Paradoks Keberlimpahan, bagi sebagian orang paradoks ini tentu tidak asing lagi, sering sekali muncul ketika kita mendiskusikan bagaimana kekayaan alam dapat menjadi boomerang bagi pertumbuhan ekonomi suatu Bangsa. Kutukan sumber daya, atau paradoks keberlimpahan, mengacu pada anggapan bahwa negara dan daerah yang kaya akan sumber daya alam, terutama sumber daya yang tidak terbarukan seperti mineral dan bahan bakar, cenderung mengalami pertumbuhan ekonomi yang lebih lambat dan wujud pembangunan yang lebih buruk ketimbang negara-negara atau daerah yang sumber daya alamnya langka. Fenomena ini diduga memiliki beberapa alasan, salah satunya penurunan tingkat persaingan di sektor-sektor ekonomi lain. Hal ini tentu tidak terjadi jika pengelolaan ekonomi berdasar pada jati diri perekonomian Bangsa yang mengarah pada pemerataan berkeadilan.

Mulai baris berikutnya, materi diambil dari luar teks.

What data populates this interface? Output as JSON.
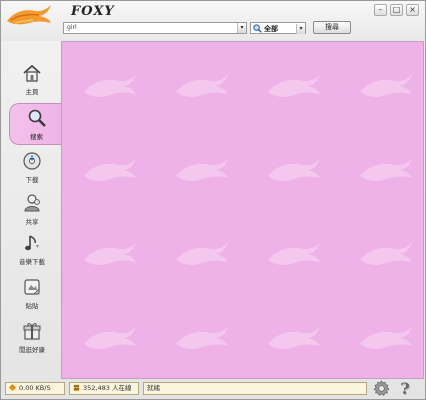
{
  "app": {
    "title": "FOXY"
  },
  "window_controls": {
    "minimize": "–",
    "maximize": "□",
    "close": "×"
  },
  "search": {
    "query": "girl",
    "category": "全部",
    "button_label": "搜尋",
    "dropdown_arrow": "▾"
  },
  "sidebar": {
    "items": [
      {
        "label": "主頁",
        "icon": "home-icon"
      },
      {
        "label": "搜索",
        "icon": "magnifier-icon",
        "active": true
      },
      {
        "label": "下載",
        "icon": "download-disc-icon"
      },
      {
        "label": "共享",
        "icon": "share-icon"
      },
      {
        "label": "音樂下載",
        "icon": "music-note-icon"
      },
      {
        "label": "貼貼",
        "icon": "sticker-icon"
      },
      {
        "label": "閒逛好康",
        "icon": "gift-icon"
      }
    ]
  },
  "status": {
    "speed": "0.00 KB/S",
    "online_users": "352,483 人在線",
    "state": "就緒"
  },
  "colors": {
    "content_bg": "#eeb2e8",
    "accent": "#c98cc0",
    "status_bg": "#fbf5dd"
  }
}
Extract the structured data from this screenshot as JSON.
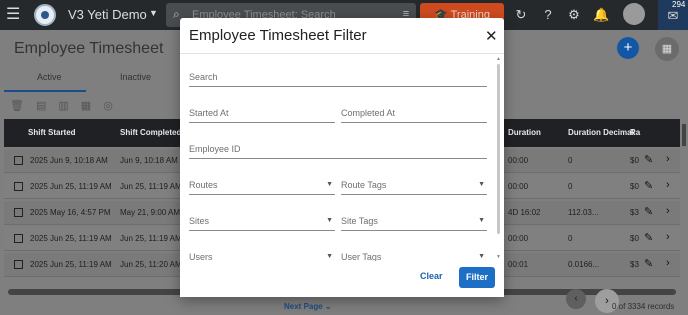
{
  "appbar": {
    "app_title": "V3 Yeti Demo",
    "search_placeholder": "Employee Timesheet: Search",
    "training_label": "Training",
    "notification_count": "294"
  },
  "page": {
    "title": "Employee Timesheet",
    "tabs": [
      "Active",
      "Inactive"
    ],
    "columns": [
      "Shift Started",
      "Shift Completed",
      "Duration",
      "Duration Decimal",
      "Ra"
    ],
    "rows": [
      {
        "started": "2025 Jun 9, 10:18 AM",
        "completed": "Jun 9, 10:18 AM",
        "duration": "00:00",
        "decimal": "0",
        "rate": "$0"
      },
      {
        "started": "2025 Jun 25, 11:19 AM",
        "completed": "Jun 25, 11:19 AM",
        "duration": "00:00",
        "decimal": "0",
        "rate": "$0"
      },
      {
        "started": "2025 May 16, 4:57 PM",
        "completed": "May 21, 9:00 AM",
        "duration": "4D 16:02",
        "decimal": "112.03...",
        "rate": "$3"
      },
      {
        "started": "2025 Jun 25, 11:19 AM",
        "completed": "Jun 25, 11:19 AM",
        "duration": "00:00",
        "decimal": "0",
        "rate": "$0"
      },
      {
        "started": "2025 Jun 25, 11:19 AM",
        "completed": "Jun 25, 11:20 AM",
        "duration": "00:01",
        "decimal": "0.0166...",
        "rate": "$3"
      }
    ],
    "next_page_label": "Next Page",
    "records_text": "0 of 3334 records"
  },
  "dialog": {
    "title": "Employee Timesheet Filter",
    "fields": {
      "search": "Search",
      "started_at": "Started At",
      "completed_at": "Completed At",
      "employee_id": "Employee ID",
      "routes": "Routes",
      "route_tags": "Route Tags",
      "sites": "Sites",
      "site_tags": "Site Tags",
      "users": "Users",
      "user_tags": "User Tags"
    },
    "clear_label": "Clear",
    "filter_label": "Filter"
  },
  "colors": {
    "primary": "#1d6fc6",
    "training": "#cf4b1f",
    "appbar": "#26292c"
  }
}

Ekspektasi VS Realita Perekonomian Indonesia
            Perekonomian Indonesia semakin hari semakin meninggalkan jati dirinya, hingga saat ini perekonomian di Negeri ini masih didominasi oleh Neoliberalisme, perekonomian yang mengacu pada kebebasan bagi semua warga negara untuk berekonomi, tentu hal ini jika terus dibiarkan akan memperbesar peluang terjadinya ketimpangan ekonomi antar masyarakat.
            Neoliberalisme merupakan sistem  perekonomian yang memberikan kebebasan secara penuh kepada  setiap orang untuk melaksanakan kegiatan perekonomian seperti memproduksi barang, manjual barang, menyalurkan barang dan lain sebagainya. Dalam sistem ini pemerintah hanya menjalankan fungsi deregulasi bagi mekanisme pasar dan hanya untuk memastikan kelancaran dan keberlangsungan kegiatan perekonomian yang berjalan. (Coen Husain, 2005). Jati diri Perekonomian Indonesia sekarang terkikis dengan aliran-aliran yang hanya mementingkan golongan bermodal saja, dalam berekonomi masyarakat Indonesia saat ini hanya mengutamakan kepentingannya masing-masing, tanpa memperhatikan sekitar. Padahal, dalam pasal 33 ayat 1 dijelaskan perekonomian disusun sebagai usaha bersama berdasar atas azas kekeluargaan.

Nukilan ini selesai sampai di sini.